Testament as well. The story of the Transfiguration of Jesus

last week is this kind of story.

People have experiences, where for one brief moment the

veil is torn aside, the mist is dissipated, we touch or are

grasped by a presence not of this world, the uncanny, the

Wholly Other.

These experiences are perhaps rare, or maybe it is just

that we have been seduced by the torrent of public opinion and

detoured into trivialities. Or, we don’t have the ears to hear, or

the eyes to see, or the words to describe it. Ordinary language

fails, seems flat, domesticates what cannot, what must not be

tamed. Wonder, awe, astonishment, the poetic word, a story

like Moses and the burning bush captures these breakthrough,

limit experiences best.

This mystery that makes us tremble, may come to us in the

experience of a great storm, a rushing wind, the luminosity of a

rainbow, a sky filled with stars on a cloudless, moonless night

away from the city. It may come to us in the experience of

illness, the birth of a child, the death of a loved one, the beauty

of a sacred text heard as if for the first time, the stillness of the

real presence of Jesus in the Eucharist, the smell of incense,

sunrise, sunset, a song, a novel, the beauty of a work of art, a

burning bush or a still small voice.

Whatever way the sacred comes to us it changes

everything. We take off the shoes of our everyday life, to walk

forever on a different path. The path of burning bushes that

calls us to act with Justice, to love with tenderness, to walk

humbly with God.

We are invited into the experience of Moses today. This

text is a key text in the tradition. Decisive for subsequent

generations. Holding out for us the grammar of the encounter

with God. A sacred word that explodes all categories of

thought. Listen to an expanded translation of Exodus 3:14.

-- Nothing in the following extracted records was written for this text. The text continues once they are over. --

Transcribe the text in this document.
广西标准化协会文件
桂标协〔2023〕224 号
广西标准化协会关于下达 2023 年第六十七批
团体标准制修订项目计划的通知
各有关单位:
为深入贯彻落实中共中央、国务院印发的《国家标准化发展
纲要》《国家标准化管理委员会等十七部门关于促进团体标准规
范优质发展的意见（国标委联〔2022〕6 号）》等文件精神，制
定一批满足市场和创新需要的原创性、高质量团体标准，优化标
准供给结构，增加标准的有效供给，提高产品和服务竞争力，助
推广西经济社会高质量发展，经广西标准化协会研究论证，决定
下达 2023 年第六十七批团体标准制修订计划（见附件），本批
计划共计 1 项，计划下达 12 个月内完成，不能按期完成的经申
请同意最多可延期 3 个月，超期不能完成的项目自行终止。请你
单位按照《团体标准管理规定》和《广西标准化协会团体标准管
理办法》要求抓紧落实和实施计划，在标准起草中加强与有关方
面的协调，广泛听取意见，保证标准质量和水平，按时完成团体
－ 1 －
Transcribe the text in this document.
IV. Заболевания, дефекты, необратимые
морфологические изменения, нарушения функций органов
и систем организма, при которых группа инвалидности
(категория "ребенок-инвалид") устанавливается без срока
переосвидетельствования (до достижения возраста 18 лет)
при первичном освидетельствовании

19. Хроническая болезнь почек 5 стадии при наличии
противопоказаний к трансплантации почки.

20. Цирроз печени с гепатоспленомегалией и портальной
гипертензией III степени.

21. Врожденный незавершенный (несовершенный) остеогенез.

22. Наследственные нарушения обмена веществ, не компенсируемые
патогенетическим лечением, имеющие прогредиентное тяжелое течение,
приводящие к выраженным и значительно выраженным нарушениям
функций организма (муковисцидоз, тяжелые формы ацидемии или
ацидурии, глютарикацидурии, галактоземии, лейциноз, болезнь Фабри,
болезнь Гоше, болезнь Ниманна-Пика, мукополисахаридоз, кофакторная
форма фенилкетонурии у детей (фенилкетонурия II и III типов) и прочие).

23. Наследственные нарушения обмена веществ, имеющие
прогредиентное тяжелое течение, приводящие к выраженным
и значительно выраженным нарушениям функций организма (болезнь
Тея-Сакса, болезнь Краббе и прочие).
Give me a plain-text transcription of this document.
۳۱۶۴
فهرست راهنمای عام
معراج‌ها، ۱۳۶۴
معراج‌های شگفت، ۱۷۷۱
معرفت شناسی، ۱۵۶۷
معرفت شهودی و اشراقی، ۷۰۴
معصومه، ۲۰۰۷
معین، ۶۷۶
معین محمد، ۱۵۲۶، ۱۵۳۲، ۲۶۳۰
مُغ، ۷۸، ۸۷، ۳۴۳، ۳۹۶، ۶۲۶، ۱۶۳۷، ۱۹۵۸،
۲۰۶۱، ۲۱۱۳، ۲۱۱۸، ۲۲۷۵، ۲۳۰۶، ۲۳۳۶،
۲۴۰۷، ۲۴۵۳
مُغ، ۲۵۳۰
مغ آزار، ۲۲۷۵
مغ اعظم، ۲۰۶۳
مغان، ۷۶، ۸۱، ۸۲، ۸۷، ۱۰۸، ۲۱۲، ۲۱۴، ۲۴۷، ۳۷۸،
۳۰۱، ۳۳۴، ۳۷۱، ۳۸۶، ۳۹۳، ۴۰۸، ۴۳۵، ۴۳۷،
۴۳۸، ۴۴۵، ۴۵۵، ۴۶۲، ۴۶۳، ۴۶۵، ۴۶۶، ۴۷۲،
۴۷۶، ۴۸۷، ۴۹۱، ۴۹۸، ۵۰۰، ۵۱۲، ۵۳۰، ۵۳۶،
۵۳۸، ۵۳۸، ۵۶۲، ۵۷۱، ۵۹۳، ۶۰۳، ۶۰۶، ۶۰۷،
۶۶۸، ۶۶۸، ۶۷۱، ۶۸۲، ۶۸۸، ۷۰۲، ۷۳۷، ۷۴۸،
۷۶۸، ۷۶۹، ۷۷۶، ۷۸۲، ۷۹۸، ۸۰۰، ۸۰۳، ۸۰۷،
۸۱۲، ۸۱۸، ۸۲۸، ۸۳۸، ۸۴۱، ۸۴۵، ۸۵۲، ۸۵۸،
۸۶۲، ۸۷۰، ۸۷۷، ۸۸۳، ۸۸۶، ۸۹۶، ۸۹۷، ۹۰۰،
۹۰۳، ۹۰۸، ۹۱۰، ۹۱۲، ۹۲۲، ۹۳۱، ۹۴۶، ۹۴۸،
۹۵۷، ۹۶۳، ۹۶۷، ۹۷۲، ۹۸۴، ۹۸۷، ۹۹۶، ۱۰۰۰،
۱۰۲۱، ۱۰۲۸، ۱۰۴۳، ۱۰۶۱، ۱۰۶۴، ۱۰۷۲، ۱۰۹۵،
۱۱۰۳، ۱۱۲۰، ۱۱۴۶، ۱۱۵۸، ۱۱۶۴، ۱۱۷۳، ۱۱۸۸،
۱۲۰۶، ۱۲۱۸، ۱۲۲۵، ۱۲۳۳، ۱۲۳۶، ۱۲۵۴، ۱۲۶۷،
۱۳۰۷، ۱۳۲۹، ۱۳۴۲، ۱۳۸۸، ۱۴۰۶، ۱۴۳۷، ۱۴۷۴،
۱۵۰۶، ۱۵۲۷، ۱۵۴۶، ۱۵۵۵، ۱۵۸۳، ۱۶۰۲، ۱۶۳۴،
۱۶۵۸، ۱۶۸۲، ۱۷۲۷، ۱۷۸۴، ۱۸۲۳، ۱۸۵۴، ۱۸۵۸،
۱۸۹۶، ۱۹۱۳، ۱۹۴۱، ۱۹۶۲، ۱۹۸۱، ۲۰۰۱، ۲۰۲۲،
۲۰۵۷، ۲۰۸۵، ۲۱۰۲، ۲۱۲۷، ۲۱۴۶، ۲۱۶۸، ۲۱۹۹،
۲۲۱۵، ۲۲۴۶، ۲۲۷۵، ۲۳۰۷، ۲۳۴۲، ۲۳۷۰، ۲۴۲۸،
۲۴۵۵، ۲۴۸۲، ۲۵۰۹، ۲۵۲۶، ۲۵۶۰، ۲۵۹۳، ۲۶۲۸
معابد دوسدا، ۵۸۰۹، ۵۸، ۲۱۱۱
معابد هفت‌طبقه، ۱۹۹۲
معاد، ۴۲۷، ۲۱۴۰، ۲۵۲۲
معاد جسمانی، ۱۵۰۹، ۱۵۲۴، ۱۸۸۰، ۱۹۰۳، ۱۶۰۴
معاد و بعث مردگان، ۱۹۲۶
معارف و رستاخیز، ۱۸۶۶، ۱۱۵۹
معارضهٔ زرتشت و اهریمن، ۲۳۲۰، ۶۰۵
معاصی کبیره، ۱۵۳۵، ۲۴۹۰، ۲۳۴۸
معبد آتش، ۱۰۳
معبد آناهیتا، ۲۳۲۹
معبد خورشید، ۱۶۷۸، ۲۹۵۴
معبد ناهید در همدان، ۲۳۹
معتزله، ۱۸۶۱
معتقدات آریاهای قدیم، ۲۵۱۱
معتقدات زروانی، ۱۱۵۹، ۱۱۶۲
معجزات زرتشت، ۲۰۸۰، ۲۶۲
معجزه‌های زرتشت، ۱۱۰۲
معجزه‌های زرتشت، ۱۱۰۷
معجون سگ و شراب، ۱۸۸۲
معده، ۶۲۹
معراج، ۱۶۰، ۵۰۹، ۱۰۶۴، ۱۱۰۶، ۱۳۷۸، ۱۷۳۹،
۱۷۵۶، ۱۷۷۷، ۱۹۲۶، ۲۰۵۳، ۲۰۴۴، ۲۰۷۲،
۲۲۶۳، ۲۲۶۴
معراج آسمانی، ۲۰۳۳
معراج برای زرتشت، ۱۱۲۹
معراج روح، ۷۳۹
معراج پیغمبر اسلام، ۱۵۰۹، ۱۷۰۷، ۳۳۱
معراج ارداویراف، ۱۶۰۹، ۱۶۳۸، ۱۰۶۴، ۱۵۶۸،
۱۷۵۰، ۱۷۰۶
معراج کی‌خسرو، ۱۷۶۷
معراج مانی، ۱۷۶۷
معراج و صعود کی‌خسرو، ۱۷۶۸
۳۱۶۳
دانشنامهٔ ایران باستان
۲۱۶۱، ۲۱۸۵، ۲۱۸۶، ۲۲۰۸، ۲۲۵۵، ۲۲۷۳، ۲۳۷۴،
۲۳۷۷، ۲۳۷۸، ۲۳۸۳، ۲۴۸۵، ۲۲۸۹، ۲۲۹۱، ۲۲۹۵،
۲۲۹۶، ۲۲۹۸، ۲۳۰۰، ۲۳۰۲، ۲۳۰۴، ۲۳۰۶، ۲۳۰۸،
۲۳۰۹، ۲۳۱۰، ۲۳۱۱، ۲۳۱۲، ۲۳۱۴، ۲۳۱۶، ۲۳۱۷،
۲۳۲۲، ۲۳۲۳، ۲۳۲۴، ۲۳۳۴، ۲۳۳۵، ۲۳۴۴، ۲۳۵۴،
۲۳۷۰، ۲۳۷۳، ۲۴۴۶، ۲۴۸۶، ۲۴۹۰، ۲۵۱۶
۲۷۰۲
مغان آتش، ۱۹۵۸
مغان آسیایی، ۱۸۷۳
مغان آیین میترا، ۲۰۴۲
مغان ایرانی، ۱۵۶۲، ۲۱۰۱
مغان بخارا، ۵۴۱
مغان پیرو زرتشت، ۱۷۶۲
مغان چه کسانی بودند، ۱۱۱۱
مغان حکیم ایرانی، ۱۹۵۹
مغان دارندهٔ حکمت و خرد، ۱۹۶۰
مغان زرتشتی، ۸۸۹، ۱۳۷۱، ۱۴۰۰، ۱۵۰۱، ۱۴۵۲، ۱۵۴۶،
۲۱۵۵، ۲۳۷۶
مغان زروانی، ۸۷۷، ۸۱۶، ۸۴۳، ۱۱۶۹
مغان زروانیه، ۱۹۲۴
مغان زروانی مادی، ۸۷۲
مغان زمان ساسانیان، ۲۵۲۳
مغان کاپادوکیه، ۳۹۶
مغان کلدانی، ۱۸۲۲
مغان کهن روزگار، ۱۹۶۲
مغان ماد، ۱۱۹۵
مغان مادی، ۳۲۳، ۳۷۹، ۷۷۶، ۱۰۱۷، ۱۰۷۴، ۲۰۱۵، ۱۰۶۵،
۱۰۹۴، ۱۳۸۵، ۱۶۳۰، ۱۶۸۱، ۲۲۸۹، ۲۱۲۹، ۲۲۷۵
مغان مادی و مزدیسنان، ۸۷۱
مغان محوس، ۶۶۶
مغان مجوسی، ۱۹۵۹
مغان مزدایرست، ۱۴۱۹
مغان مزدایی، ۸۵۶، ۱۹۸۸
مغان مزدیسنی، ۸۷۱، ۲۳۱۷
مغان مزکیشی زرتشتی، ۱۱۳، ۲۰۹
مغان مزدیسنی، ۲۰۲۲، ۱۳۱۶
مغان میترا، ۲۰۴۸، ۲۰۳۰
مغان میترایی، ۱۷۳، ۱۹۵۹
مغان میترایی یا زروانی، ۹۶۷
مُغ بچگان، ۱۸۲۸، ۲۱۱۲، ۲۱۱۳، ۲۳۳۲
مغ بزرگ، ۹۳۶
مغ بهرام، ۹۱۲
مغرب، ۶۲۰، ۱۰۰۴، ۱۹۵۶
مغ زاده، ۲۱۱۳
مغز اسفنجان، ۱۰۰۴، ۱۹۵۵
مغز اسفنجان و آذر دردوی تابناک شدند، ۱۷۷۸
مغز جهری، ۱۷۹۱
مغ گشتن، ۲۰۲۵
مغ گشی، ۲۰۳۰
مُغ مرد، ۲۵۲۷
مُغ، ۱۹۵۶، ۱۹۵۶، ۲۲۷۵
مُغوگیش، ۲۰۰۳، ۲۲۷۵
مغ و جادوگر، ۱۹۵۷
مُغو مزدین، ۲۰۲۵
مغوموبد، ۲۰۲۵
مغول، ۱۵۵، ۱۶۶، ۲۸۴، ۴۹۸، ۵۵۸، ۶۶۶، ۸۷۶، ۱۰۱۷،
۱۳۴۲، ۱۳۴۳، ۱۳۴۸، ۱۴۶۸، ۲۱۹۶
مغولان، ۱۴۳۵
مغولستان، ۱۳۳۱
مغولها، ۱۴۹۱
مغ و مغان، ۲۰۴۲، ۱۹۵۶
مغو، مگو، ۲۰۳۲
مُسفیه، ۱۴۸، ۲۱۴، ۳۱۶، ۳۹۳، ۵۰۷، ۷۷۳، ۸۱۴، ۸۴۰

Moses said to God, if the Israelites ask me, ‘What is God’s

name?’ what am I to tell them? God replied,

“I was what I was, I am what I am, and I will be who I will be.”

“You will say to the people of Israel, ‘I Am/He Who Is/ the one

who Exists’ has sent me to you.” (Exodus 3:14)

First, God calls Moses by name. ‘Moses, Moses’. Listen to

God saying your name right now. God knows your name and

calls out to you. Second. How does Moses respond? “Here I

am”, says Moses. Let us answer with the same readiness to

respond. ‘Here I am’.

Like Moses, let us also be ready to take off our shoes when we

stand on holy ground.

Third. Moses wants to name this sacred Presence, this

Burning Bush not consumed. It is still burning. Moses wants to

make sense of the Holy with language. Moses is given only a

name. But a name unlike every other name. The Sacred Name

is a verb, all other names are nouns. Naming G_d is not like

naming other things. The Sacred Name, the Sacred

Tetragrammaton, cannot be pronounced, it can only be

interpreted, like a protective hedge that shelters this name from

us thinking that we have tamed it, have tamed G_d. ‘I Am Who

I Am’, but with more dynamite, more act, more verb. ‘I Will Be

Who I Will Be’. The one who hears your cry, the one who will

set you free from slavery. The God who saves.

St. Paul makes the connection for us in today’s second

reading when he says. “our ancestors were all under the cloud

and all passed through the sea, and all of them were baptized

into Moses in the cloud and in the sea. All ate the same

spiritual food, and all drank the same spiritual drink, for they

drank from a spiritual rock that followed them, and the rock was

the Christ….These things happened as examples for us.’

Jesus tells us today that there is still time for him to dig

around the roots of our lives, and to fertilize our capacity to

bear fruit. Back then, the Exodus, Moses, the Red Sea, Manna

in the desert. An example for us. But also in the here and now,

gathered around the Word, Jesus, Baptism, the Eucharist. All

woven from the same cloth. The Sacred Name unveiled for you

and me, sending us on the same mission. ‘Go tell Pharaoh, ‘Let

my People Go’. ‘Repent and believe in the Gospel’.